We do not know how long the blessed fellowship between God and the first family continued, Scripture does not indicate. It appears from the above Scripture that man, body and soul, physically and spiritually, was created to live forever. Because God created man righteous he [Adam and Eve] had the ability to keep God’s instructions perfectly, even in the face of temptation. He also had the ability to freely choose between obedience and disobedience. Sadly he chose to disobey.
Genesis 3:1-8, KJV
1 Now the serpent was more subtil than any beast of the field which the LORD God had made. And he said unto the woman, Yea, hath God said, Ye shall not eat of every tree of the garden?
2 And the woman said unto the serpent, We may eat of the fruit of the trees of the garden:
3 But of the fruit of the tree which [is] in the midst of the garden, God hath said, Ye shall not eat of it, neither shall ye touch it, lest ye die.
4 And the serpent said unto the woman, Ye shall not surely die:
5 For God doth know that in the day ye eat thereof, then your eyes shall be opened, and ye shall be as gods, knowing good and evil.
6 And when the woman saw that the tree [was] good for food, and that it [was] pleasant to the eyes, and a tree to be desired to make [one] wise, she took of the fruit thereof, and did eat, and gave also unto her husband with her; and he did eat.
7 And the eyes of them both were opened, and they knew that they [were] naked; and they sewed fig leaves together, and made themselves aprons.
8 And they heard the voice of the LORD God walking in the garden in the cool of the day: and Adam and his wife hid themselves from the presence of the LORD God amongst the trees of the garden.
Thomas Boston, page 38, comments sadly on the ruin of this first family.
“But they have sought out many inventions. They fell off from their rest in God, and fell upon seeking inventions of their own, to mend their case; and they quite marred it. Their ruin was from their own proper motion: they would not abide as God had made them; but they sought out their inventions, to deform and undo themselves.”
Man rebelled against God: Eve yielded to temptation, Adam disobeyed with deliberate intent [Genesis 3: 1-6]. The Apostle Paul many years later would describe the action of this first family as follows:
1 Timothy 2:14, KJV
14 And Adam was not deceived, but the woman being deceived was in the transgression.

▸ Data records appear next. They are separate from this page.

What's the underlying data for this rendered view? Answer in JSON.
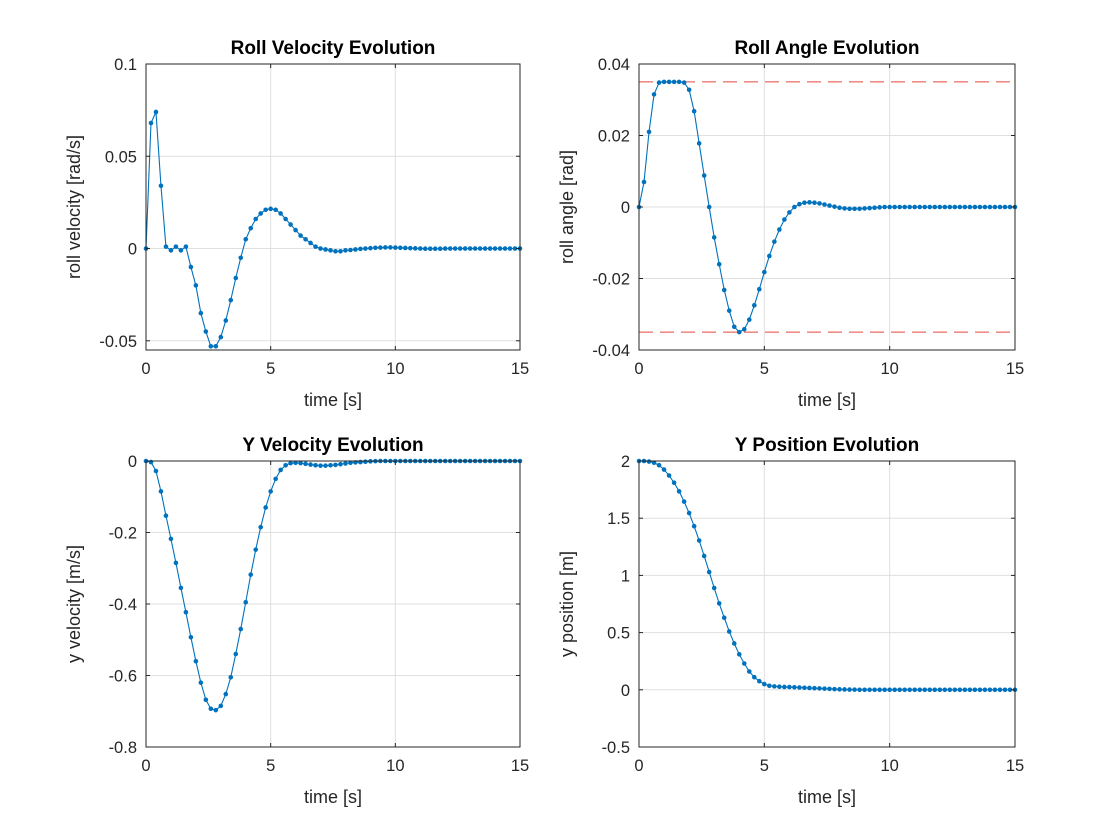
{
  "colors": {
    "series": "#0072BD",
    "reference": "#E8483E",
    "grid": "#dfdfdf",
    "axis": "#262626"
  },
  "chart_data": [
    {
      "type": "line",
      "title": "Roll Velocity Evolution",
      "xlabel": "time [s]",
      "ylabel": "roll velocity [rad/s]",
      "xlim": [
        0,
        15
      ],
      "ylim": [
        -0.055,
        0.1
      ],
      "xticks": [
        0,
        5,
        10,
        15
      ],
      "xtick_labels": [
        "0",
        "5",
        "10",
        "15"
      ],
      "yticks": [
        -0.05,
        0,
        0.05,
        0.1
      ],
      "ytick_labels": [
        "-0.05",
        "0",
        "0.05",
        "0.1"
      ],
      "grid": true,
      "marker": "dot",
      "x": [
        0,
        0.2,
        0.4,
        0.6,
        0.8,
        1,
        1.2,
        1.4,
        1.6,
        1.8,
        2,
        2.2,
        2.4,
        2.6,
        2.8,
        3,
        3.2,
        3.4,
        3.6,
        3.8,
        4,
        4.2,
        4.4,
        4.6,
        4.8,
        5,
        5.2,
        5.4,
        5.6,
        5.8,
        6,
        6.2,
        6.4,
        6.6,
        6.8,
        7,
        7.2,
        7.4,
        7.6,
        7.8,
        8,
        8.2,
        8.4,
        8.6,
        8.8,
        9,
        9.2,
        9.4,
        9.6,
        9.8,
        10,
        10.2,
        10.4,
        10.6,
        10.8,
        11,
        11.2,
        11.4,
        11.6,
        11.8,
        12,
        12.2,
        12.4,
        12.6,
        12.8,
        13,
        13.2,
        13.4,
        13.6,
        13.8,
        14,
        14.2,
        14.4,
        14.6,
        14.8,
        15
      ],
      "y": [
        0,
        0.068,
        0.074,
        0.034,
        0.001,
        -0.001,
        0.001,
        -0.001,
        0.001,
        -0.01,
        -0.02,
        -0.035,
        -0.045,
        -0.053,
        -0.053,
        -0.048,
        -0.039,
        -0.028,
        -0.016,
        -0.005,
        0.005,
        0.011,
        0.016,
        0.019,
        0.021,
        0.0215,
        0.021,
        0.019,
        0.016,
        0.013,
        0.01,
        0.007,
        0.005,
        0.003,
        0.001,
        0,
        -0.0005,
        -0.001,
        -0.0015,
        -0.0015,
        -0.001,
        -0.0008,
        -0.0005,
        -0.0002,
        0,
        0.0002,
        0.0004,
        0.0005,
        0.0006,
        0.0006,
        0.0005,
        0.0004,
        0.0003,
        0.0002,
        0.0001,
        0,
        -0.0001,
        -0.0001,
        -0.0001,
        -0.0001,
        0,
        0,
        0,
        0,
        0,
        0,
        0,
        0,
        0,
        0,
        0,
        0,
        0,
        0,
        0,
        0
      ]
    },
    {
      "type": "line",
      "title": "Roll Angle Evolution",
      "xlabel": "time [s]",
      "ylabel": "roll angle [rad]",
      "xlim": [
        0,
        15
      ],
      "ylim": [
        -0.04,
        0.04
      ],
      "xticks": [
        0,
        5,
        10,
        15
      ],
      "xtick_labels": [
        "0",
        "5",
        "10",
        "15"
      ],
      "yticks": [
        -0.04,
        -0.02,
        0,
        0.02,
        0.04
      ],
      "ytick_labels": [
        "-0.04",
        "-0.02",
        "0",
        "0.02",
        "0.04"
      ],
      "grid": true,
      "marker": "dot",
      "reference_lines": [
        0.035,
        -0.035
      ],
      "x": [
        0,
        0.2,
        0.4,
        0.6,
        0.8,
        1,
        1.2,
        1.4,
        1.6,
        1.8,
        2,
        2.2,
        2.4,
        2.6,
        2.8,
        3,
        3.2,
        3.4,
        3.6,
        3.8,
        4,
        4.2,
        4.4,
        4.6,
        4.8,
        5,
        5.2,
        5.4,
        5.6,
        5.8,
        6,
        6.2,
        6.4,
        6.6,
        6.8,
        7,
        7.2,
        7.4,
        7.6,
        7.8,
        8,
        8.2,
        8.4,
        8.6,
        8.8,
        9,
        9.2,
        9.4,
        9.6,
        9.8,
        10,
        10.2,
        10.4,
        10.6,
        10.8,
        11,
        11.2,
        11.4,
        11.6,
        11.8,
        12,
        12.2,
        12.4,
        12.6,
        12.8,
        13,
        13.2,
        13.4,
        13.6,
        13.8,
        14,
        14.2,
        14.4,
        14.6,
        14.8,
        15
      ],
      "y": [
        0,
        0.007,
        0.021,
        0.0315,
        0.0348,
        0.035,
        0.035,
        0.035,
        0.035,
        0.0348,
        0.0328,
        0.0268,
        0.0178,
        0.0088,
        0.0,
        -0.0085,
        -0.016,
        -0.0232,
        -0.029,
        -0.0335,
        -0.035,
        -0.0342,
        -0.0315,
        -0.0275,
        -0.023,
        -0.0182,
        -0.0137,
        -0.0097,
        -0.0063,
        -0.0035,
        -0.0015,
        0,
        0.0008,
        0.0012,
        0.0013,
        0.0012,
        0.001,
        0.0007,
        0.0004,
        0.0001,
        -0.0002,
        -0.0004,
        -0.0005,
        -0.0005,
        -0.0005,
        -0.0004,
        -0.0003,
        -0.0002,
        -0.0001,
        0,
        0,
        0,
        0,
        0,
        0,
        0,
        0,
        0,
        0,
        0,
        0,
        0,
        0,
        0,
        0,
        0,
        0,
        0,
        0,
        0,
        0,
        0,
        0,
        0,
        0,
        0
      ]
    },
    {
      "type": "line",
      "title": "Y Velocity Evolution",
      "xlabel": "time [s]",
      "ylabel": "y velocity [m/s]",
      "xlim": [
        0,
        15
      ],
      "ylim": [
        -0.8,
        0
      ],
      "xticks": [
        0,
        5,
        10,
        15
      ],
      "xtick_labels": [
        "0",
        "5",
        "10",
        "15"
      ],
      "yticks": [
        -0.8,
        -0.6,
        -0.4,
        -0.2,
        0
      ],
      "ytick_labels": [
        "-0.8",
        "-0.6",
        "-0.4",
        "-0.2",
        "0"
      ],
      "grid": true,
      "marker": "dot",
      "x": [
        0,
        0.2,
        0.4,
        0.6,
        0.8,
        1,
        1.2,
        1.4,
        1.6,
        1.8,
        2,
        2.2,
        2.4,
        2.6,
        2.8,
        3,
        3.2,
        3.4,
        3.6,
        3.8,
        4,
        4.2,
        4.4,
        4.6,
        4.8,
        5,
        5.2,
        5.4,
        5.6,
        5.8,
        6,
        6.2,
        6.4,
        6.6,
        6.8,
        7,
        7.2,
        7.4,
        7.6,
        7.8,
        8,
        8.2,
        8.4,
        8.6,
        8.8,
        9,
        9.2,
        9.4,
        9.6,
        9.8,
        10,
        10.2,
        10.4,
        10.6,
        10.8,
        11,
        11.2,
        11.4,
        11.6,
        11.8,
        12,
        12.2,
        12.4,
        12.6,
        12.8,
        13,
        13.2,
        13.4,
        13.6,
        13.8,
        14,
        14.2,
        14.4,
        14.6,
        14.8,
        15
      ],
      "y": [
        0,
        -0.003,
        -0.028,
        -0.085,
        -0.153,
        -0.218,
        -0.285,
        -0.355,
        -0.423,
        -0.493,
        -0.56,
        -0.62,
        -0.668,
        -0.693,
        -0.697,
        -0.685,
        -0.652,
        -0.605,
        -0.54,
        -0.47,
        -0.395,
        -0.318,
        -0.248,
        -0.185,
        -0.13,
        -0.085,
        -0.05,
        -0.025,
        -0.012,
        -0.006,
        -0.005,
        -0.006,
        -0.008,
        -0.01,
        -0.012,
        -0.013,
        -0.013,
        -0.012,
        -0.011,
        -0.009,
        -0.007,
        -0.005,
        -0.004,
        -0.003,
        -0.002,
        -0.001,
        -0.0005,
        0,
        0,
        0,
        0,
        0,
        0,
        0,
        0,
        0,
        0,
        0,
        0,
        0,
        0,
        0,
        0,
        0,
        0,
        0,
        0,
        0,
        0,
        0,
        0,
        0,
        0,
        0,
        0,
        0
      ]
    },
    {
      "type": "line",
      "title": "Y Position Evolution",
      "xlabel": "time [s]",
      "ylabel": "y position [m]",
      "xlim": [
        0,
        15
      ],
      "ylim": [
        -0.5,
        2
      ],
      "xticks": [
        0,
        5,
        10,
        15
      ],
      "xtick_labels": [
        "0",
        "5",
        "10",
        "15"
      ],
      "yticks": [
        -0.5,
        0,
        0.5,
        1,
        1.5,
        2
      ],
      "ytick_labels": [
        "-0.5",
        "0",
        "0.5",
        "1",
        "1.5",
        "2"
      ],
      "grid": true,
      "marker": "dot",
      "x": [
        0,
        0.2,
        0.4,
        0.6,
        0.8,
        1,
        1.2,
        1.4,
        1.6,
        1.8,
        2,
        2.2,
        2.4,
        2.6,
        2.8,
        3,
        3.2,
        3.4,
        3.6,
        3.8,
        4,
        4.2,
        4.4,
        4.6,
        4.8,
        5,
        5.2,
        5.4,
        5.6,
        5.8,
        6,
        6.2,
        6.4,
        6.6,
        6.8,
        7,
        7.2,
        7.4,
        7.6,
        7.8,
        8,
        8.2,
        8.4,
        8.6,
        8.8,
        9,
        9.2,
        9.4,
        9.6,
        9.8,
        10,
        10.2,
        10.4,
        10.6,
        10.8,
        11,
        11.2,
        11.4,
        11.6,
        11.8,
        12,
        12.2,
        12.4,
        12.6,
        12.8,
        13,
        13.2,
        13.4,
        13.6,
        13.8,
        14,
        14.2,
        14.4,
        14.6,
        14.8,
        15
      ],
      "y": [
        2,
        2,
        1.995,
        1.985,
        1.963,
        1.925,
        1.873,
        1.81,
        1.735,
        1.645,
        1.545,
        1.43,
        1.305,
        1.17,
        1.03,
        0.89,
        0.755,
        0.63,
        0.51,
        0.405,
        0.31,
        0.23,
        0.16,
        0.11,
        0.075,
        0.05,
        0.035,
        0.03,
        0.027,
        0.025,
        0.024,
        0.022,
        0.02,
        0.018,
        0.016,
        0.014,
        0.012,
        0.01,
        0.008,
        0.006,
        0.004,
        0.003,
        0.002,
        0.001,
        0,
        0,
        0,
        0,
        0,
        0,
        0,
        0,
        0,
        0,
        0,
        0,
        0,
        0,
        0,
        0,
        0,
        0,
        0,
        0,
        0,
        0,
        0,
        0,
        0,
        0,
        0,
        0,
        0,
        0,
        0,
        0
      ]
    }
  ]
}
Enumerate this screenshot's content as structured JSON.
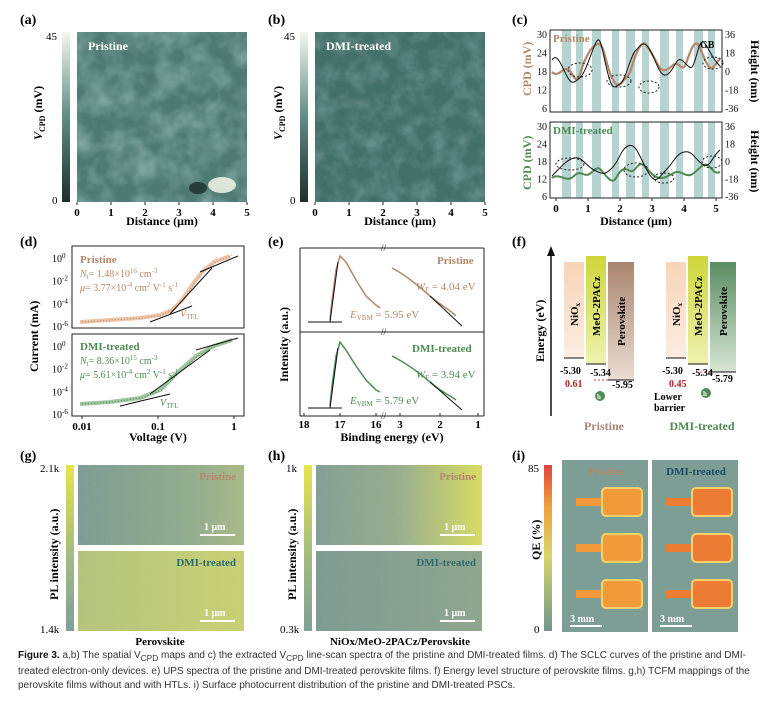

John Gill, the preeminent Baptist theologian of the 18th century, comments on the Apostle Paul’s description of Adam’s transgression:
“There is no need to say with interpreters, that he was not deceived first; and that he was not deceived immediately by the serpent, but by Eve; and that he is never said in Scripture to be deceived, as Melchizedek is never said to have a father or mother. The apostle's positive assertion is to be taken without any such limitations or qualifications; Adam never was deceived at all; neither by the serpent, with whom he never conversed; nor by his wife, he knew what he did, when he took the fruit of her, and ate; he ate it not under any deception, or vain imagination, that they should not die, but should be as gods, knowing good and evil. He took and ate out of love to his wife, from a fond affection to her, to bear her company, and that she might not die alone; he knew what he did, and he knew what would be the consequence of it, the death of them both; and inasmuch as he sinned wilfully, and against light and knowledge, without any deception, his sin was the greater: and hereby death came in, and passed on all men, who sinned in him.”